Die unterschätzte Volkskrankheit
Neuer "Gesundheitsindex" mit überraschenden Ergebnissen
(djd/pt). Rückenschmerzen sind mittlerweile über alle Altersgruppen hinweg zu einer Art Volkskrankheit geworden - die aber immer noch von den meisten Menschen deutlich unterschätzt wird. Das ist ein Ergebnis einer umfangreichen Studie, die das Marktforschungsinstitut TNS Emnid für die Allianz Private Krankenversicherungs-AG erstellt hat.
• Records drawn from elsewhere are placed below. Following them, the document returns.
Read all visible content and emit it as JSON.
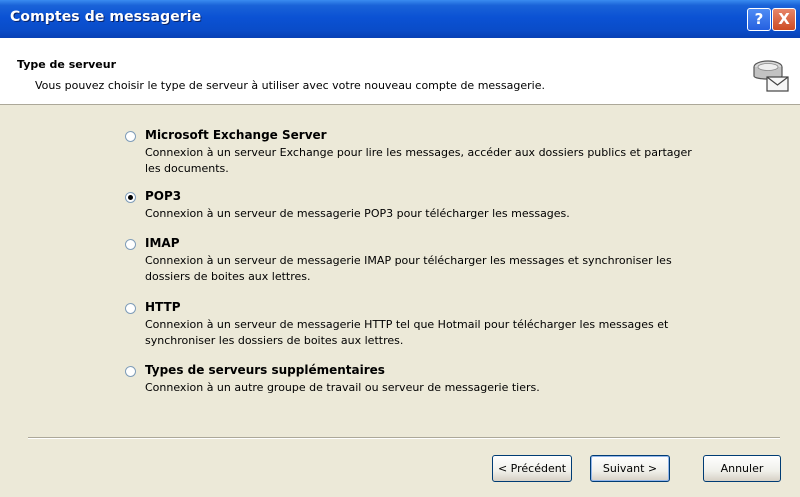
{
  "window": {
    "title": "Comptes de messagerie"
  },
  "titlebar_buttons": {
    "help": "?",
    "close": "X"
  },
  "header": {
    "title": "Type de serveur",
    "subtitle": "Vous pouvez choisir le type de serveur à utiliser avec votre nouveau compte de messagerie.",
    "icon": "mail-server-icon"
  },
  "options": [
    {
      "label": "Microsoft Exchange Server",
      "description": "Connexion à un serveur Exchange pour lire les messages, accéder aux dossiers publics et partager les documents.",
      "selected": false
    },
    {
      "label": "POP3",
      "description": "Connexion à un serveur de messagerie POP3 pour télécharger les messages.",
      "selected": true
    },
    {
      "label": "IMAP",
      "description": "Connexion à un serveur de messagerie IMAP pour télécharger les messages et synchroniser les dossiers de boites aux lettres.",
      "selected": false
    },
    {
      "label": "HTTP",
      "description": "Connexion à un serveur de messagerie HTTP tel que Hotmail pour télécharger les messages et synchroniser les dossiers de boites aux lettres.",
      "selected": false
    },
    {
      "label": "Types de serveurs supplémentaires",
      "description": "Connexion à un autre groupe de travail ou serveur de messagerie tiers.",
      "selected": false
    }
  ],
  "buttons": {
    "previous": "< Précédent",
    "next": "Suivant >",
    "cancel": "Annuler"
  }
}
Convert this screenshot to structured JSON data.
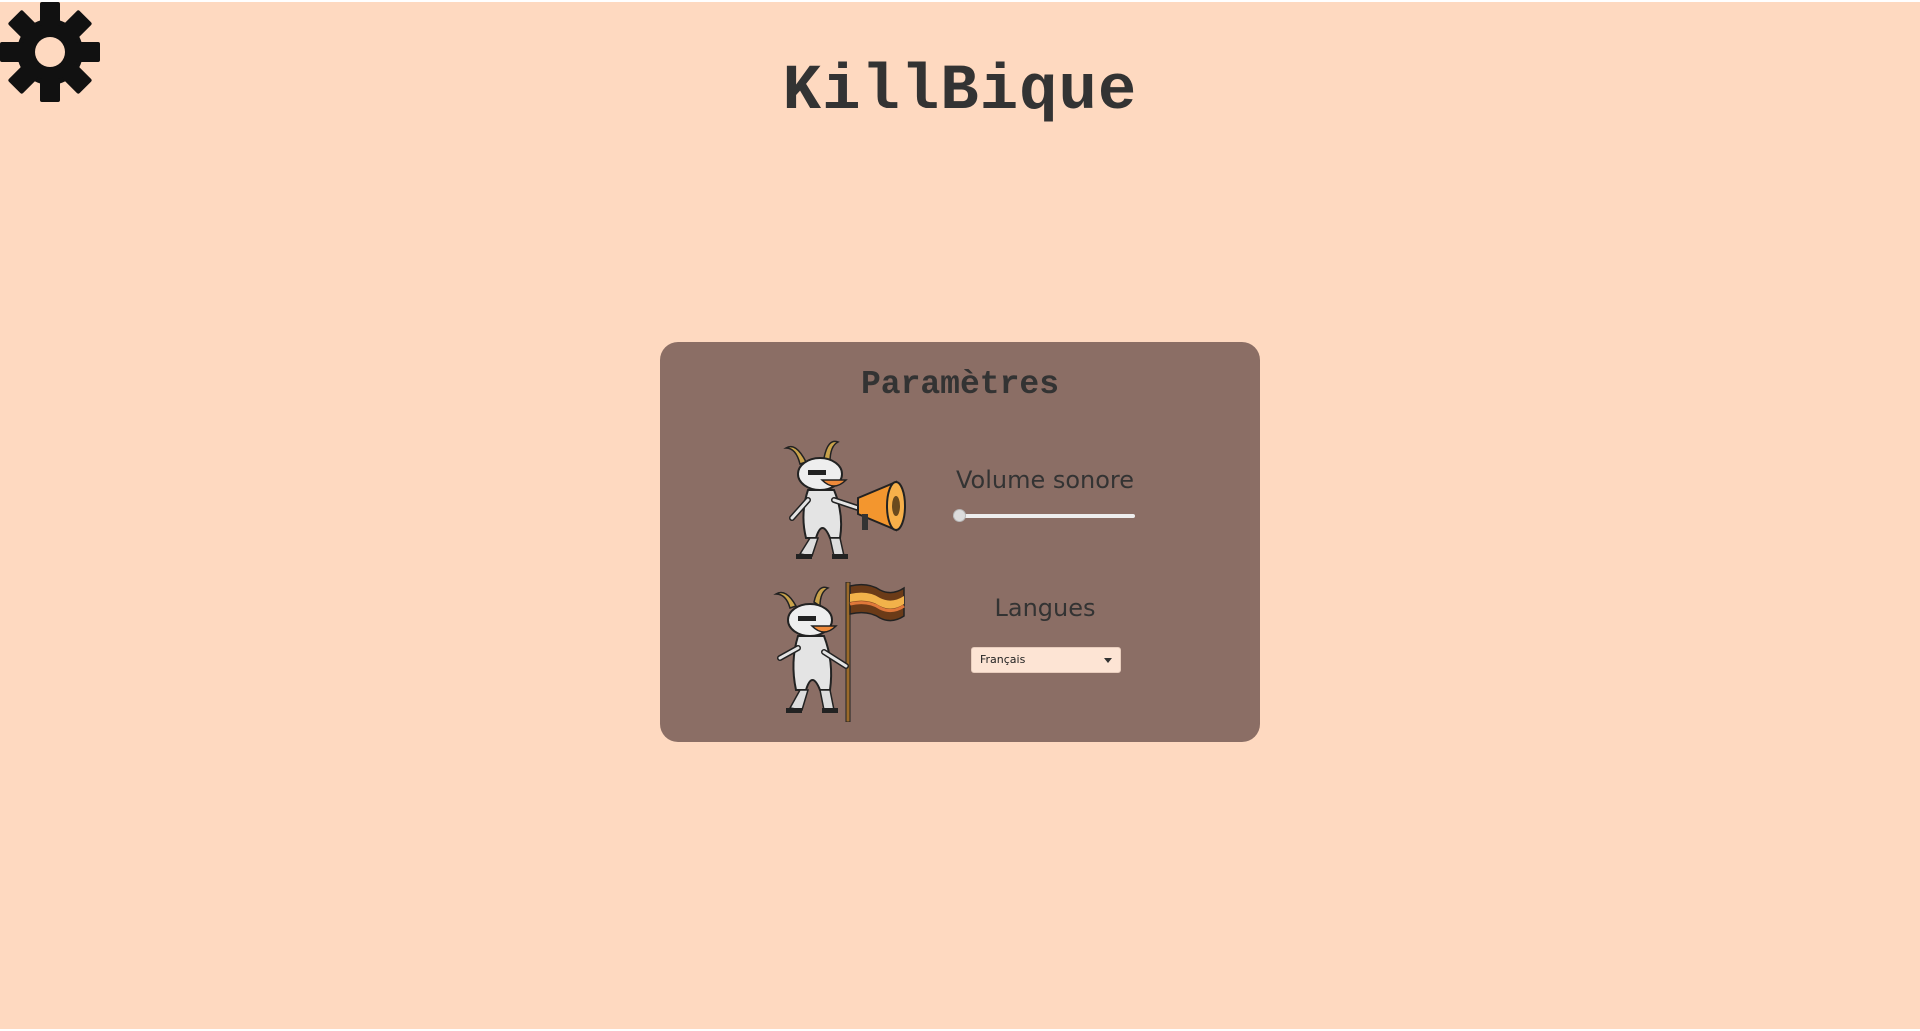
{
  "app": {
    "title": "KillBique"
  },
  "header": {
    "settings_icon": "gear-icon"
  },
  "settings_panel": {
    "title": "Paramètres",
    "volume": {
      "label": "Volume sonore",
      "value": 0,
      "icon": "goat-megaphone-illustration"
    },
    "language": {
      "label": "Langues",
      "selected": "Français",
      "icon": "goat-flag-illustration"
    }
  },
  "colors": {
    "background": "#fed9c0",
    "panel": "#8b6e65",
    "text": "#333333",
    "select_bg": "#fde4d4"
  }
}
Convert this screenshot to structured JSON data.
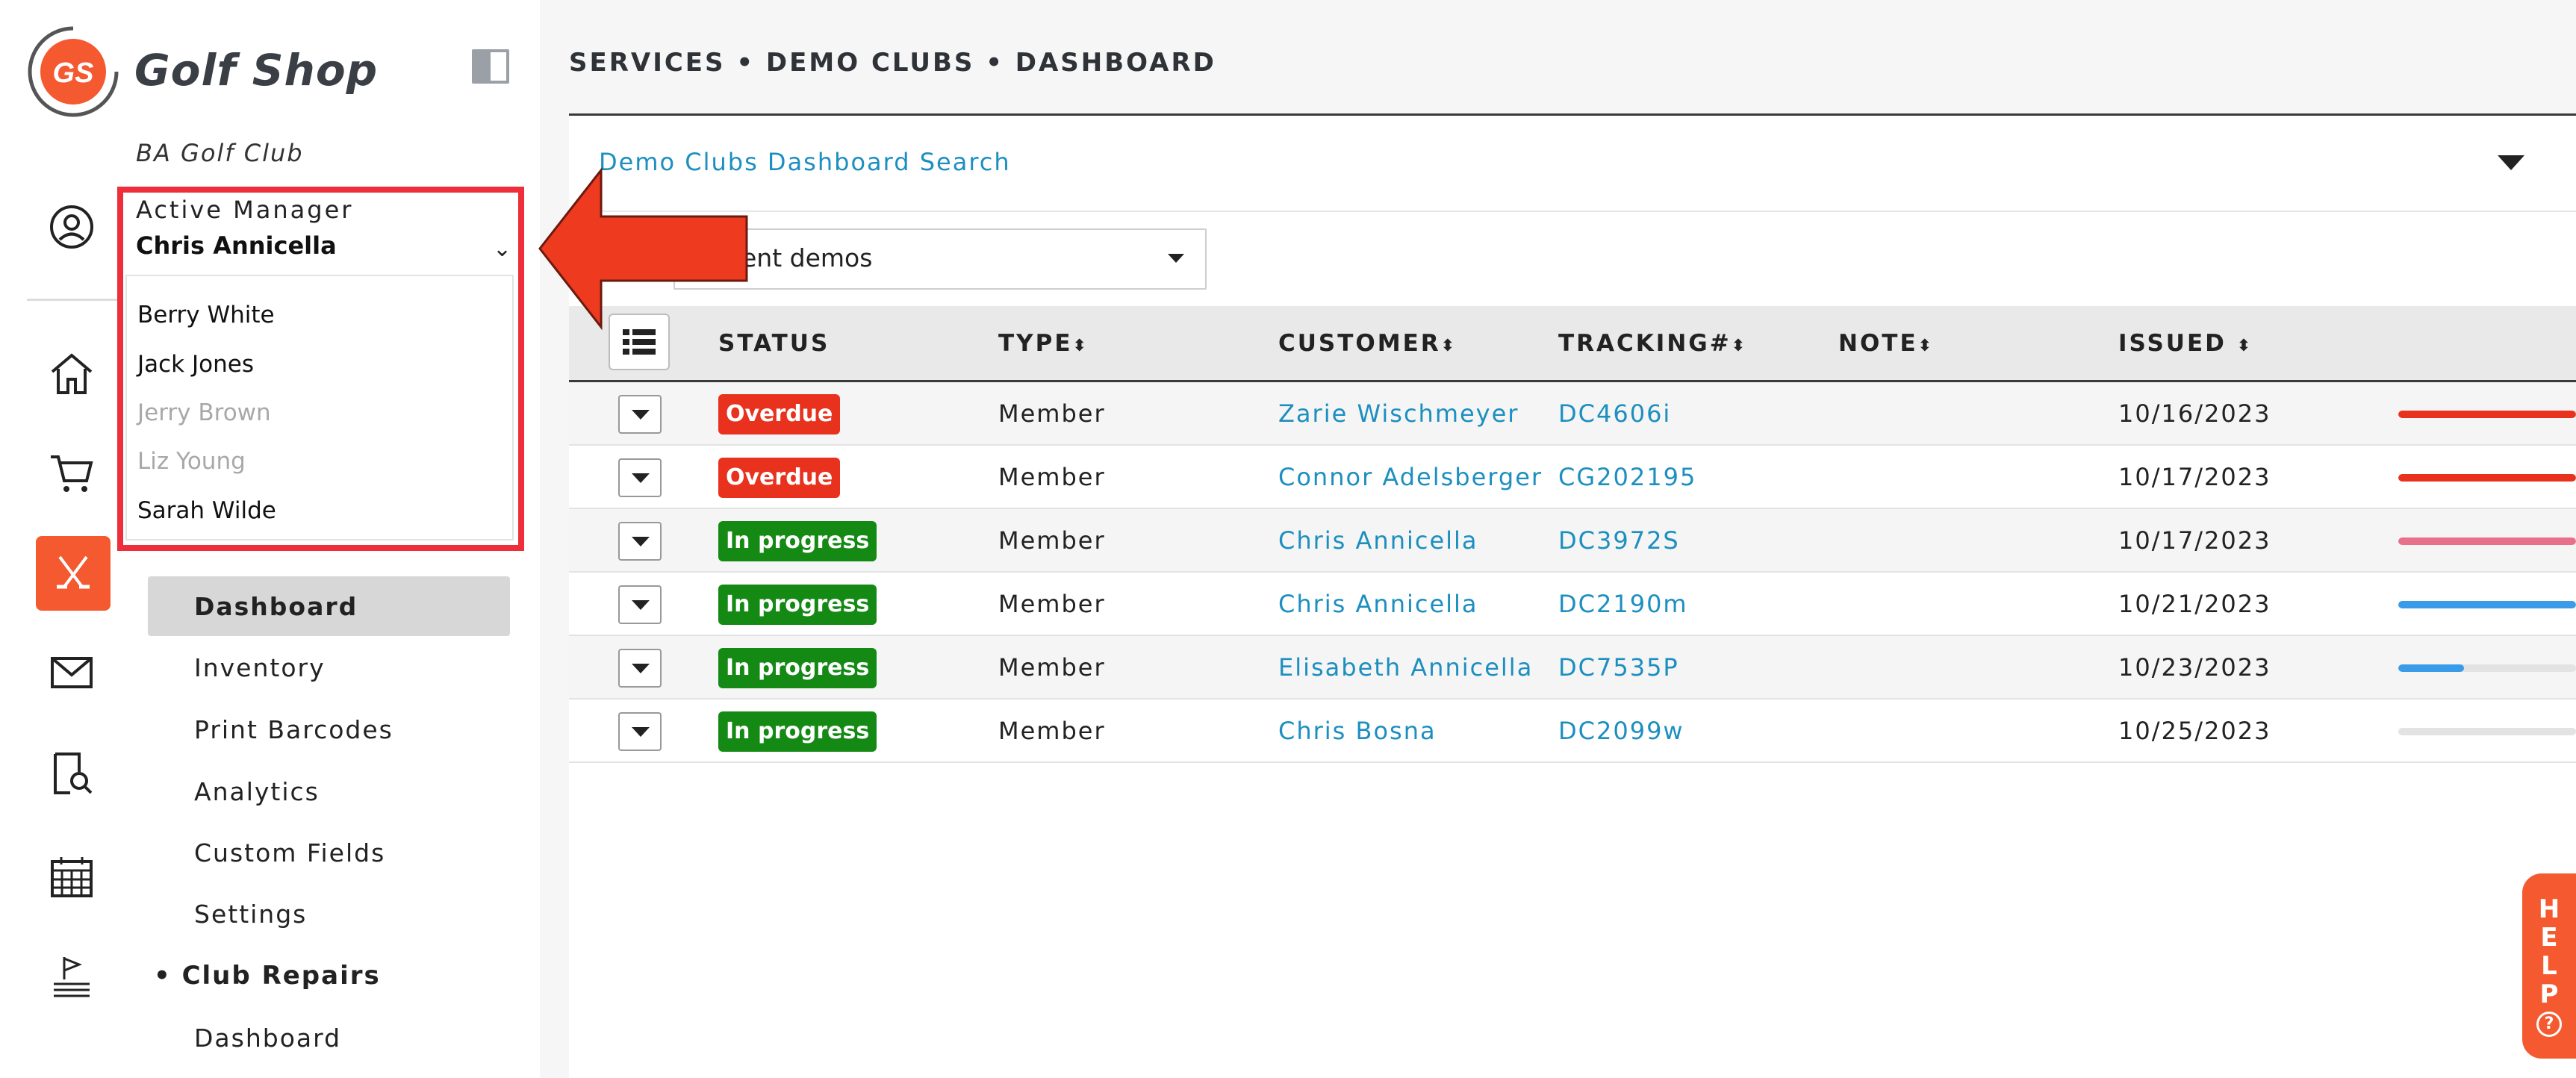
{
  "app": {
    "logo_text": "GS",
    "brand": "Golf Shop",
    "club_name": "BA Golf Club"
  },
  "manager": {
    "label": "Active Manager",
    "value": "Chris Annicella",
    "options": [
      {
        "label": "Berry White",
        "enabled": true
      },
      {
        "label": "Jack Jones",
        "enabled": true
      },
      {
        "label": "Jerry Brown",
        "enabled": false
      },
      {
        "label": "Liz Young",
        "enabled": false
      },
      {
        "label": "Sarah Wilde",
        "enabled": true
      }
    ]
  },
  "sidebar": {
    "icons": [
      "account-icon",
      "home-icon",
      "cart-icon",
      "golf-clubs-icon",
      "mail-icon",
      "search-document-icon",
      "calendar-icon",
      "golf-flag-icon"
    ],
    "demo_clubs_items": [
      "Dashboard",
      "Inventory",
      "Print Barcodes",
      "Analytics",
      "Custom Fields",
      "Settings"
    ],
    "current_item": "Dashboard",
    "club_repairs_heading": "Club Repairs",
    "club_repairs_items": [
      "Dashboard"
    ]
  },
  "main": {
    "breadcrumb": "SERVICES • DEMO CLUBS • DASHBOARD",
    "search_title": "Demo Clubs Dashboard Search",
    "filter_value": "ent demos",
    "columns": [
      "STATUS",
      "TYPE",
      "CUSTOMER",
      "TRACKING#",
      "NOTE",
      "ISSUED"
    ],
    "rows": [
      {
        "status": "Overdue",
        "type": "Member",
        "customer": "Zarie Wischmeyer",
        "tracking": "DC4606i",
        "note": "",
        "issued": "10/16/2023",
        "progress": 1.0,
        "progress_color": "#e8321e"
      },
      {
        "status": "Overdue",
        "type": "Member",
        "customer": "Connor Adelsberger",
        "tracking": "CG202195",
        "note": "",
        "issued": "10/17/2023",
        "progress": 1.0,
        "progress_color": "#e8321e"
      },
      {
        "status": "In progress",
        "type": "Member",
        "customer": "Chris Annicella",
        "tracking": "DC3972S",
        "note": "",
        "issued": "10/17/2023",
        "progress": 1.0,
        "progress_color": "#e8708a"
      },
      {
        "status": "In progress",
        "type": "Member",
        "customer": "Chris Annicella",
        "tracking": "DC2190m",
        "note": "",
        "issued": "10/21/2023",
        "progress": 1.0,
        "progress_color": "#3a9be8"
      },
      {
        "status": "In progress",
        "type": "Member",
        "customer": "Elisabeth Annicella",
        "tracking": "DC7535P",
        "note": "",
        "issued": "10/23/2023",
        "progress": 0.37,
        "progress_color": "#3a9be8"
      },
      {
        "status": "In progress",
        "type": "Member",
        "customer": "Chris Bosna",
        "tracking": "DC2099w",
        "note": "",
        "issued": "10/25/2023",
        "progress": 0.0,
        "progress_color": "#3a9be8"
      }
    ]
  },
  "colors": {
    "accent": "#f4592f",
    "overdue": "#e8321e",
    "in_progress": "#148a14",
    "link": "#1c8fc0",
    "highlight": "#ee2e3b"
  },
  "help": {
    "letters": [
      "H",
      "E",
      "L",
      "P"
    ],
    "icon": "question-circle-icon"
  }
}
Die Befragung von 4.000 Menschen aus 40 Regierungsbezirken in West- und Ostdeutschland ergibt einen bundesweiten, repräsentativen Gesundheitsindex, der sowohl beim Auftreten von Erkrankungen, bei den Ängsten vor Krankheiten und bei den vorbeugenden Maßnahmen große regionale Unterschiede offenbart.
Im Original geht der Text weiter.